A priori, pode-se assegurar que o patriarcado possui raízes históricas, haja vista que em Atenas, na Idade Antiga, a função da mulher era procriar e realizar serviços domésticos, enquanto os homens eram os responsáveis pela subsistência da casa. Assim, a discrepância entre os gêneros propaga-se até no hodierno, por meio de remunerações inferiores e poucas oportunidades de ascensão profissional. De fato, observa-se, então que o 5º Artigo da Constituição brasileira, “Todos são iguais perante a lei, sem distinção de qualquer natureza”, é contraposto.
Nesse viés, o abismo entre homens e mulheres restringem a equivalência. Sob esse ângulo, o preconceito retrocede alguns avanços conquistados por elas, como exemplo várias mulheres não obtêm trabalho devido à possibilidade delas engravidarem, dado que as empresas teriam gastos, tais como a licença-maternidade remunerada, confirma a CLT (Consolidação das Leis de Trabalho). Em voga, ações são urgentes à desconstrução desse cenário.

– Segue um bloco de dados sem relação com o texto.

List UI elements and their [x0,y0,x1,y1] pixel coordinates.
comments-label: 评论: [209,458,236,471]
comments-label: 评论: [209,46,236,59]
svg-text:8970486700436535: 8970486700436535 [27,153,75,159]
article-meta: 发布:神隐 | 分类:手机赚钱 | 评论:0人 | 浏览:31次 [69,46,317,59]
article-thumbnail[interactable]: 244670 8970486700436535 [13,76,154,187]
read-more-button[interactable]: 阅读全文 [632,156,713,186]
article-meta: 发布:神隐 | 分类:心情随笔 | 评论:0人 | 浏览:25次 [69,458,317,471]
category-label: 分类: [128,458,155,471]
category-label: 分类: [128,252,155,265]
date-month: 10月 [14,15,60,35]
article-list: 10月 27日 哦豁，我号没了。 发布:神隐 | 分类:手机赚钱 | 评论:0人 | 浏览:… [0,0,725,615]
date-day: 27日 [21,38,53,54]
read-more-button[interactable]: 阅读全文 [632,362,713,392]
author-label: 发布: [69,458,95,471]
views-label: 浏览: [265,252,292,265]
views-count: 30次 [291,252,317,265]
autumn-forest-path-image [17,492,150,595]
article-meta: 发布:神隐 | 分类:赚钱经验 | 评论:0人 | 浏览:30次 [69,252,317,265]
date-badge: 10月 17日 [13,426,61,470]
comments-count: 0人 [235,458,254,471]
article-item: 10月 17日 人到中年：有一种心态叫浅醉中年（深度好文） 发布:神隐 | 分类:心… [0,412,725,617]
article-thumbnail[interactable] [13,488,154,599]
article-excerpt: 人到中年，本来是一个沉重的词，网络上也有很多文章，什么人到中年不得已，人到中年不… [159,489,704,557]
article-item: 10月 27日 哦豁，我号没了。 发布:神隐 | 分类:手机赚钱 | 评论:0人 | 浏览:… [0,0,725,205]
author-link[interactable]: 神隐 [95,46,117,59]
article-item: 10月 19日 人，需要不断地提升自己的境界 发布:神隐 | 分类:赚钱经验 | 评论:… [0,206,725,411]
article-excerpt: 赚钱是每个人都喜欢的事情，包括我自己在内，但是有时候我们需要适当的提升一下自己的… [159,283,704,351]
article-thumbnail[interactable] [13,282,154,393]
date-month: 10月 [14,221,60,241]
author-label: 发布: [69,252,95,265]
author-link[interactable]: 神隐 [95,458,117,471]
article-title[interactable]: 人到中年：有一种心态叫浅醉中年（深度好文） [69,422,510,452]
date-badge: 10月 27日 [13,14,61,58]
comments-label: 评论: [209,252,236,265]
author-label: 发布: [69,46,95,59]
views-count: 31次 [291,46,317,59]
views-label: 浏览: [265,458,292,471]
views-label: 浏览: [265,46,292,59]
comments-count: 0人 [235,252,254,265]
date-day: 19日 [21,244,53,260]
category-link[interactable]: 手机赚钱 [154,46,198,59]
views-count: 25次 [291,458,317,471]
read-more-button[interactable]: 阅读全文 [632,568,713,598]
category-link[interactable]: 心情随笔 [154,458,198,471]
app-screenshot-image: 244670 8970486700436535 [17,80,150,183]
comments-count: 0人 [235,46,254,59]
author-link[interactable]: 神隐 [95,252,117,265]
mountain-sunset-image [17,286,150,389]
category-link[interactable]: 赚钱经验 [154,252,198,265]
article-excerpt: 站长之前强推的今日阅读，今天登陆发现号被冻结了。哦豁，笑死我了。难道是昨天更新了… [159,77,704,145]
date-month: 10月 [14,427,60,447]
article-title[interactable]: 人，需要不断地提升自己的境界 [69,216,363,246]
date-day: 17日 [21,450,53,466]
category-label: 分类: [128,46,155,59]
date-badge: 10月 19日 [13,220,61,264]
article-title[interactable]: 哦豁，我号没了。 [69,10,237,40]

Torna-se visível, portanto, que a discrepância entre os gêneros é problemática, logo é fundamental reflexões críticas. Faz-se necessário, assim, que a CLT imponha um número, equivalente, de homens e mulheres nas empresas e uma quantidade miníma de grávidas para comporem o corpo profissional da empresa. É indispensável, que esse, também, tabele os salários, de cargos iguais, a fim de evitar o desprezo e assegurar a competência feminina. Com tais implementações o preconceito às mulheres poderá ser uma mazela passada na história brasileira e o patriarcado desmanchado, como em “La Casa de Papel”.